Ismael, el esposo, de una de las líderes más temibles del mercado La merced, baluarte del partido político que gobierna la ciudad de México: el Partido de la Revolución Democrática, pensaba con pesadumbre: “de donde sacaré tanto dinero como me pide el alcahuete de Ashanti, ¡mírala, tan inocente que parecía!
Ismael, que toda su vida había trabajado como médico mediocre en una farmacia situada en el mercado más popular de la ciudad de México, donde a duras penas sacaba para mal vivir. Por azahares del destino conoció a la líder que extorsionaba con cuotas a su patrón, el dueño de la farmacia. Nunca supo el porqué le cayó bien a la líder, pero, de repente pasó de la calidad de médico mal pagado a mantenido. Se casaron por las dos leyes, el civil y la iglesia, aunque la novia no era ninguna belleza y ya contaba con muchas primaveras acumuladas, muchas más de lo que a ella le hubiera gustado, era muy espléndida con su dinero. Ismael, bien parecido aunque cerca de la tercera edad, se encontró de repente en la gloria, bien comido, bien vestido y con dinero para gastar y lo mejor de todo sin tener que trabajar.

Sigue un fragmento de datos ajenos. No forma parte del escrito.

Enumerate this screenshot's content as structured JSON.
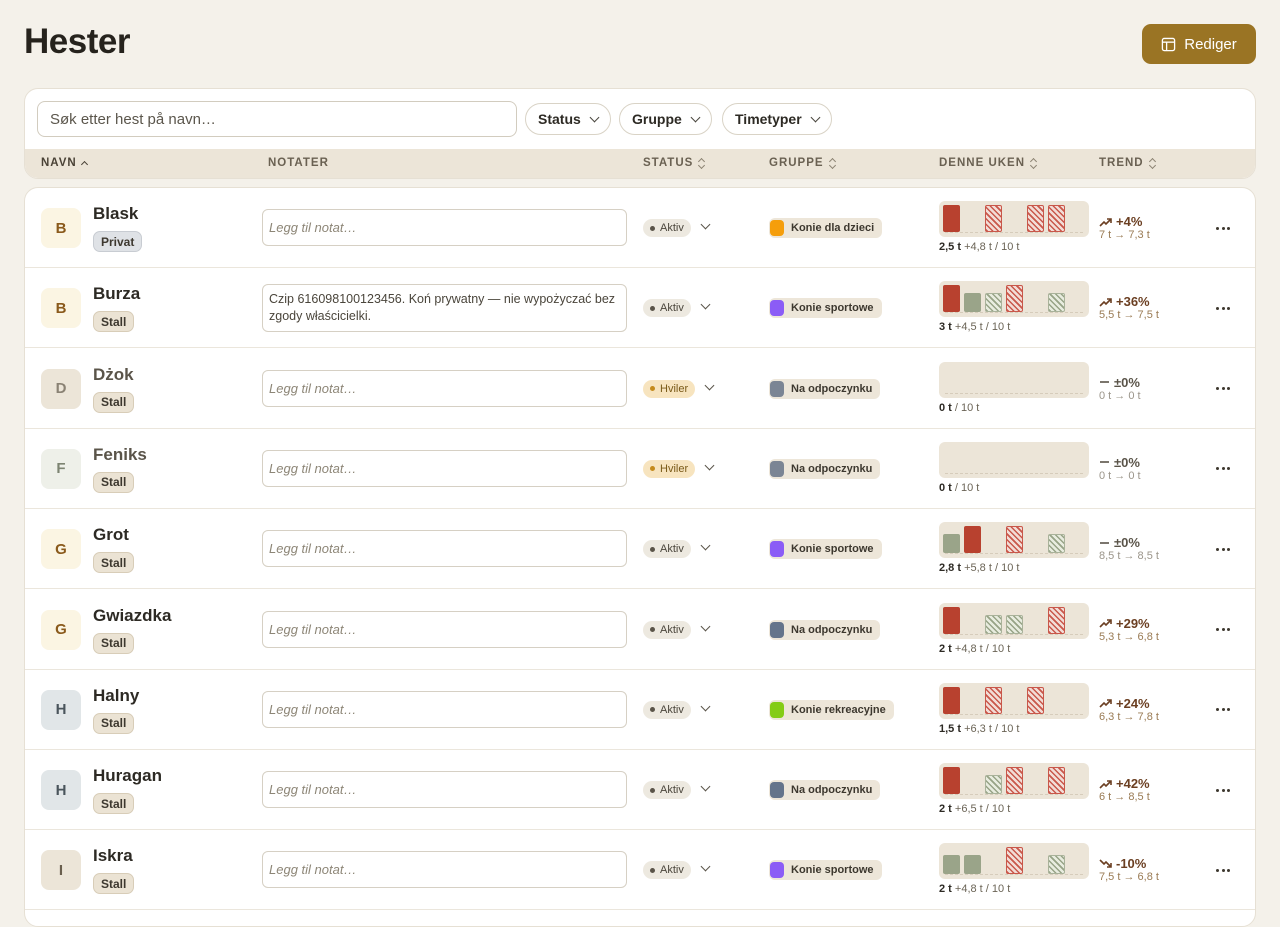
{
  "header": {
    "title": "Hester",
    "edit_label": "Rediger"
  },
  "filters": {
    "search_placeholder": "Søk etter hest på navn…",
    "status_label": "Status",
    "group_label": "Gruppe",
    "lesson_types_label": "Timetyper"
  },
  "table": {
    "columns": {
      "name": "NAVN",
      "notes": "NOTATER",
      "status": "STATUS",
      "group": "GRUPPE",
      "week": "DENNE UKEN",
      "trend": "TREND"
    },
    "note_placeholder": "Legg til notat…",
    "rows": [
      {
        "initial": "B",
        "name": "Blask",
        "tag": "Privat",
        "note": "",
        "status": "Aktiv",
        "group": "Konie dla dzieci",
        "group_color": "#f59e0b",
        "week_hours": "2,5 t",
        "week_extra": "+4,8 t",
        "week_cap": "/ 10 t",
        "trend": "+4%",
        "trend_range": "7 t → 7,3 t",
        "bars": [
          "solid",
          "",
          "plan",
          "",
          "plan",
          "plan"
        ],
        "trend_dir": "up"
      },
      {
        "initial": "B",
        "name": "Burza",
        "tag": "Stall",
        "note": "Czip 616098100123456. Koń prywatny — nie wypożyczać bez zgody właścicielki.",
        "status": "Aktiv",
        "group": "Konie sportowe",
        "group_color": "#8b5cf6",
        "week_hours": "3 t",
        "week_extra": "+4,5 t",
        "week_cap": "/ 10 t",
        "trend": "+36%",
        "trend_range": "5,5 t → 7,5 t",
        "bars": [
          "solid",
          "done",
          "plang",
          "plan",
          "",
          "plang"
        ],
        "trend_dir": "up"
      },
      {
        "initial": "D",
        "name": "Dżok",
        "tag": "Stall",
        "note": "",
        "status": "Hviler",
        "group": "Na odpoczynku",
        "group_color": "#7b8594",
        "week_hours": "0 t",
        "week_extra": "",
        "week_cap": "/ 10 t",
        "trend": "±0%",
        "trend_range": "0 t → 0 t",
        "bars": [
          "",
          "",
          "",
          "",
          "",
          ""
        ],
        "trend_dir": "flat"
      },
      {
        "initial": "F",
        "name": "Feniks",
        "tag": "Stall",
        "note": "",
        "status": "Hviler",
        "group": "Na odpoczynku",
        "group_color": "#7b8594",
        "week_hours": "0 t",
        "week_extra": "",
        "week_cap": "/ 10 t",
        "trend": "±0%",
        "trend_range": "0 t → 0 t",
        "bars": [
          "",
          "",
          "",
          "",
          "",
          ""
        ],
        "trend_dir": "flat"
      },
      {
        "initial": "G",
        "name": "Grot",
        "tag": "Stall",
        "note": "",
        "status": "Aktiv",
        "group": "Konie sportowe",
        "group_color": "#8b5cf6",
        "week_hours": "2,8 t",
        "week_extra": "+5,8 t",
        "week_cap": "/ 10 t",
        "trend": "±0%",
        "trend_range": "8,5 t → 8,5 t",
        "bars": [
          "done",
          "solid",
          "",
          "plan",
          "",
          "plang"
        ],
        "trend_dir": "flat"
      },
      {
        "initial": "G",
        "name": "Gwiazdka",
        "tag": "Stall",
        "note": "",
        "status": "Aktiv",
        "group": "Na odpoczynku",
        "group_color": "#64748b",
        "week_hours": "2 t",
        "week_extra": "+4,8 t",
        "week_cap": "/ 10 t",
        "trend": "+29%",
        "trend_range": "5,3 t → 6,8 t",
        "bars": [
          "solid",
          "",
          "plang",
          "plang",
          "",
          "plan"
        ],
        "trend_dir": "up"
      },
      {
        "initial": "H",
        "name": "Halny",
        "tag": "Stall",
        "note": "",
        "status": "Aktiv",
        "group": "Konie rekreacyjne",
        "group_color": "#84cc16",
        "week_hours": "1,5 t",
        "week_extra": "+6,3 t",
        "week_cap": "/ 10 t",
        "trend": "+24%",
        "trend_range": "6,3 t → 7,8 t",
        "bars": [
          "solid",
          "",
          "plan",
          "",
          "plan",
          ""
        ],
        "trend_dir": "up"
      },
      {
        "initial": "H",
        "name": "Huragan",
        "tag": "Stall",
        "note": "",
        "status": "Aktiv",
        "group": "Na odpoczynku",
        "group_color": "#64748b",
        "week_hours": "2 t",
        "week_extra": "+6,5 t",
        "week_cap": "/ 10 t",
        "trend": "+42%",
        "trend_range": "6 t → 8,5 t",
        "bars": [
          "solid",
          "",
          "plang",
          "plan",
          "",
          "plan"
        ],
        "trend_dir": "up"
      },
      {
        "initial": "I",
        "name": "Iskra",
        "tag": "Stall",
        "note": "",
        "status": "Aktiv",
        "group": "Konie sportowe",
        "group_color": "#8b5cf6",
        "week_hours": "2 t",
        "week_extra": "+4,8 t",
        "week_cap": "/ 10 t",
        "trend": "-10%",
        "trend_range": "7,5 t → 6,8 t",
        "bars": [
          "done",
          "done",
          "",
          "plan",
          "",
          "plang"
        ],
        "trend_dir": "down"
      }
    ]
  }
}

El doctor valoró las opciones que tenía, la primera y más lógica era enfrentarse con el maldito alcahuete. Desde luego, esta opción fue desechada de inmediato, pues la valentía no era una de sus virtudes. La segunda opción era conseguir el dinero, pero, sería un cuento de nunca acabar, cada rato lo estarían expoliando. Era posible por una vez conseguir el dinero, pero después sería el problema. La tercera y única opción posible era confesarle todo a su mujer antes de que a ella, le llegaran las fotos y el video donde él actuaba de actor pornográfico funcionando mejor que con su mujer.
Ya tomada la decisión, el doctor pensó con tristeza, “sí la vieja no me mata, de seguro manda matar a la Ashanti”.

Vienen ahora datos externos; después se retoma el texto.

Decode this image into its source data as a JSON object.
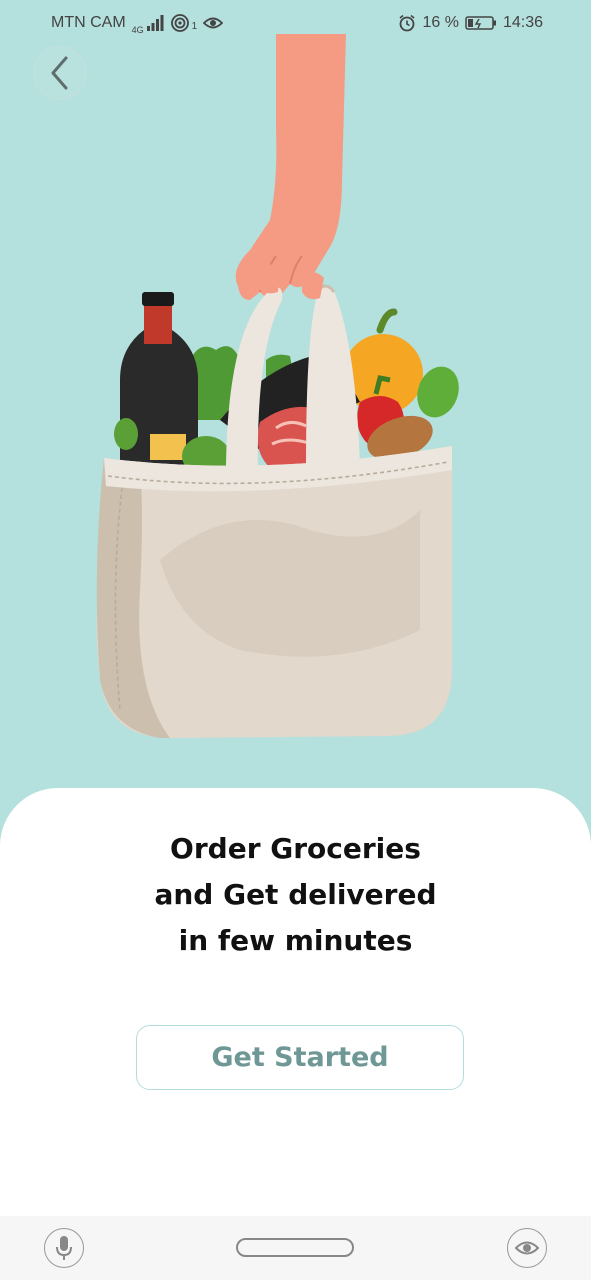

— ¡Creerás que al maldito bastardo le entró frío, cuándo me le enfrenté! —exclamó el rico industrial, mientras se deleitaba con un fino whisky en las rocas en el elegante “Casino de los Industriales”.
— ¿Cómo estuvo el sainete? —preguntó el diputado del Partido Revolucionario Institucional, amigo del industrial.
—Te acuerdas de Ashanti, la del senado, qué chulada de mujer, tan femenina y una verdadera experta en eso de conjugar el verbo follar. Pues su disque novio me fue a ver en el despacho, donde me enseño unas fotos y un video muy comprometedor. A tu seguro servidor en cueros, revolcándose con la Ashanti, por cierto a ella no se le miraba la cara. ¡Total! Quería el infeliz que le diera una respetable cantidad de dinero para no ir con el cuento con mi mujer.
— ¿Y tú qué le dijiste?
—Qué fuera a enseñarle esas fotos a mi mujer y a su chingada y putísima madre si quería. De inmediato lo corrí del despacho, con la amenaza de mandar madrearlo si lo volvía a ver. Ahí es donde le entró frío como te conté al principio.
— ¿Y tu mujer, qué pasará si se entera?
—Pues nada, ya está acostumbrada a los devaneos de su viejo.
—Hay algo en lo que no has pensado.
— ¡Achis! ¿En qué? —preguntó el industrial.
—Recuerda que nuestros adversarios políticos, los del Partido Acción Nacional, son muy moralinos, y les caería de perlas esas fotos y el video para publicarlos a nivel nacional y con ello demostrar que los promotores del Partido Revolucionario Institucional, como tú, son unos inmorales, de paso nos salpicaría el descredito a los políticos activos del partido.
—De verdad, no se me había ocurrido esa eventualidad —dijo un compungido industrial—, por fortuna no creo que se le ocurra a este descastado entregar el material a nuestros enemigos políticos —al terminar de decir lo anterior le dio un sorbo a su bebida y pensó: “de todos modos hay que tomar las precauciones necesarias, ¡no sea el diablo!”

—Le digo jefe, que fue un sicario bien entrenado el que hizo el trabajo —comentó el detective investigador.
— ¿En qué te basas para tu afirmación anterior? —preguntó el jefe del turno nocturno de la Novena Delegación de Policía situada en la colonia Narvarte, y añadió— explícame todos los hechos, pero hechos nada más, no suposiciones.
— ¡Ah, qué jefe! Así no tiene chiste, déjeme contarle a mi manera.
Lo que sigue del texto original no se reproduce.